FAST: Efficient Action Tokenization for Vision-Language-Action Models
Source
- Raw Markdown: paper_fast-2025.md
- PDF: paper_fast-2025.pdf
- Preprint: arXiv 2501.09747
- Project page: pi.website/research/fast
Core Claim
FAST is not itself a robot policy; it is an action tokenizer that compresses continuous action trajectories into discrete tokens through frequency-space structure. It tries to make autoregressive VLA training less hostile to high-rate continuous control.
Method Notes
- The tokenizer normalizes action dimensions, transforms action chunks into a frequency representation, keeps low-frequency structure first, and applies BPE-style compression.
- FAST is a bridge between action-token VLAs and continuous action experts: it preserves the next-token training interface while encoding smoother control-input trajectories more compactly.
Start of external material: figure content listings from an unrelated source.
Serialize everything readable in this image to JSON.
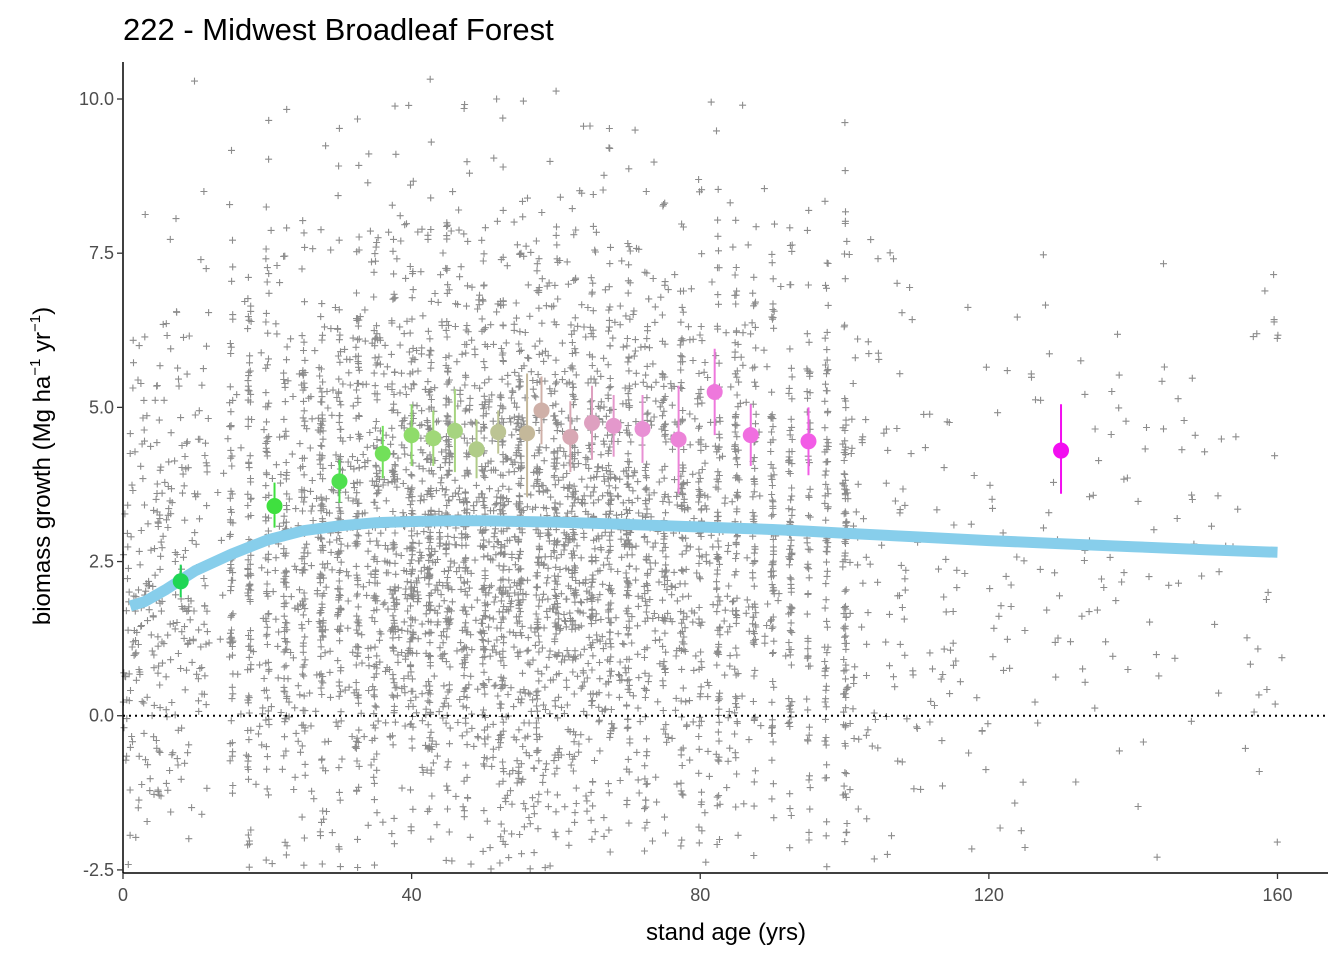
{
  "chart_data": {
    "type": "scatter",
    "title": "222 - Midwest Broadleaf Forest",
    "xlabel": "stand age (yrs)",
    "ylabel": {
      "text_main": "biomass growth (Mg ha",
      "sup1": "−1",
      "text_mid": " yr",
      "sup2": "−1",
      "text_end": ")"
    },
    "xlim": [
      0,
      167
    ],
    "ylim": [
      -2.55,
      10.6
    ],
    "x_ticks": [
      0,
      40,
      80,
      120,
      160
    ],
    "x_tick_labels": [
      "0",
      "40",
      "80",
      "120",
      "160"
    ],
    "y_ticks": [
      -2.5,
      0,
      2.5,
      5,
      7.5,
      10
    ],
    "y_tick_labels": [
      "-2.5",
      "0.0",
      "2.5",
      "5.0",
      "7.5",
      "10.0"
    ],
    "grid": false,
    "reference_line": {
      "y": 0,
      "style": "dotted",
      "color": "#000000"
    },
    "scatter_style": {
      "marker": "+",
      "color": "#000000",
      "alpha": 0.45,
      "approx_count": 5200
    },
    "trend_line": {
      "color": "#87ceeb",
      "x": [
        1,
        3,
        6,
        10,
        15,
        20,
        25,
        30,
        35,
        40,
        45,
        50,
        55,
        60,
        65,
        70,
        75,
        80,
        85,
        90,
        95,
        100,
        110,
        120,
        130,
        140,
        150,
        160
      ],
      "y": [
        1.78,
        1.85,
        2.05,
        2.35,
        2.62,
        2.85,
        3.0,
        3.08,
        3.13,
        3.15,
        3.16,
        3.16,
        3.15,
        3.14,
        3.12,
        3.1,
        3.08,
        3.06,
        3.04,
        3.02,
        2.99,
        2.96,
        2.9,
        2.84,
        2.79,
        2.74,
        2.69,
        2.65
      ]
    },
    "series": [
      {
        "x": 8,
        "y": 2.18,
        "lo": 1.92,
        "hi": 2.45,
        "color": "#1fd655"
      },
      {
        "x": 21,
        "y": 3.4,
        "lo": 3.05,
        "hi": 3.78,
        "color": "#3fe03f"
      },
      {
        "x": 30,
        "y": 3.8,
        "lo": 3.45,
        "hi": 4.15,
        "color": "#4fe04f"
      },
      {
        "x": 36,
        "y": 4.25,
        "lo": 3.85,
        "hi": 4.7,
        "color": "#72e05a"
      },
      {
        "x": 40,
        "y": 4.55,
        "lo": 4.05,
        "hi": 5.05,
        "color": "#8fdc6a"
      },
      {
        "x": 43,
        "y": 4.5,
        "lo": 4.05,
        "hi": 4.95,
        "color": "#a0d878"
      },
      {
        "x": 46,
        "y": 4.62,
        "lo": 3.95,
        "hi": 5.3,
        "color": "#a6d480"
      },
      {
        "x": 49,
        "y": 4.32,
        "lo": 3.85,
        "hi": 4.8,
        "color": "#b0cc88"
      },
      {
        "x": 52,
        "y": 4.6,
        "lo": 4.25,
        "hi": 4.95,
        "color": "#bcc494"
      },
      {
        "x": 56,
        "y": 4.58,
        "lo": 3.55,
        "hi": 5.55,
        "color": "#c4b89a"
      },
      {
        "x": 58,
        "y": 4.95,
        "lo": 4.4,
        "hi": 5.5,
        "color": "#cfb0a8"
      },
      {
        "x": 62,
        "y": 4.52,
        "lo": 3.95,
        "hi": 5.1,
        "color": "#d8a8b4"
      },
      {
        "x": 65,
        "y": 4.75,
        "lo": 4.15,
        "hi": 5.35,
        "color": "#dea0c0"
      },
      {
        "x": 68,
        "y": 4.7,
        "lo": 4.2,
        "hi": 5.2,
        "color": "#e498cc"
      },
      {
        "x": 72,
        "y": 4.65,
        "lo": 4.1,
        "hi": 5.2,
        "color": "#e890d4"
      },
      {
        "x": 77,
        "y": 4.48,
        "lo": 3.6,
        "hi": 5.35,
        "color": "#ec84d8"
      },
      {
        "x": 82,
        "y": 5.25,
        "lo": 4.55,
        "hi": 5.95,
        "color": "#ee78dc"
      },
      {
        "x": 87,
        "y": 4.55,
        "lo": 4.05,
        "hi": 5.05,
        "color": "#f06ee0"
      },
      {
        "x": 95,
        "y": 4.45,
        "lo": 3.9,
        "hi": 5.0,
        "color": "#f25ce6"
      },
      {
        "x": 130,
        "y": 4.3,
        "lo": 3.6,
        "hi": 5.05,
        "color": "#f20ef0"
      }
    ]
  }
}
- The source is therefore a key caveat to the claim that modern fast robotics heads are always diffusion or flow; improved tokenization is a competing path.
Evidence And Limitations
FAST reports strong compression and improved action-token VLA performance, including comparisons against diffusion/flow-style policies. Its tradeoff is that tokenized autoregressive generation can still be slower or less direct than dedicated continuous action experts for some real-time control loops.
Foundation TSFM Relevance
| Agenda slot | Verdict | Evidence | Missing pieces |
|---|---|---|---|
| Patch size, dynamic tokenization, and point-wise numeric embeddings | adjacent | Compresses continuous action chunks with DCT coefficients and BPE, ordering low-frequency components first for autoregressive prediction. | It tokenizes robot actions, not observed numeric time-series streams or adaptive per-span telemetry. |
| Control and counterfactuals | adjacent | Makes high-rate continuous control-input trajectories compatible with VLA next-token training. | Tokenization improves policy training but does not model action consequences or counterfactual futures. |
| Dynamic compute allocation | adjacent | Reduces action-token length and training compute for autoregressive VLA policies. | Inference can remain slower than flow/diffusion action experts and is not adaptive to state difficulty. |
Links Into The Wiki
- Foundation Time-Series Model Research Agenda
- FAST
- Robotics Time-Series Modeling
- Robotics Text Conditioning
Open Questions
- Is frequency-space tokenization enough for high-dimensional humanoid hands and whole-body control?
- Should time-series foundation models tokenize future numeric blocks in frequency space instead of predicting raw values?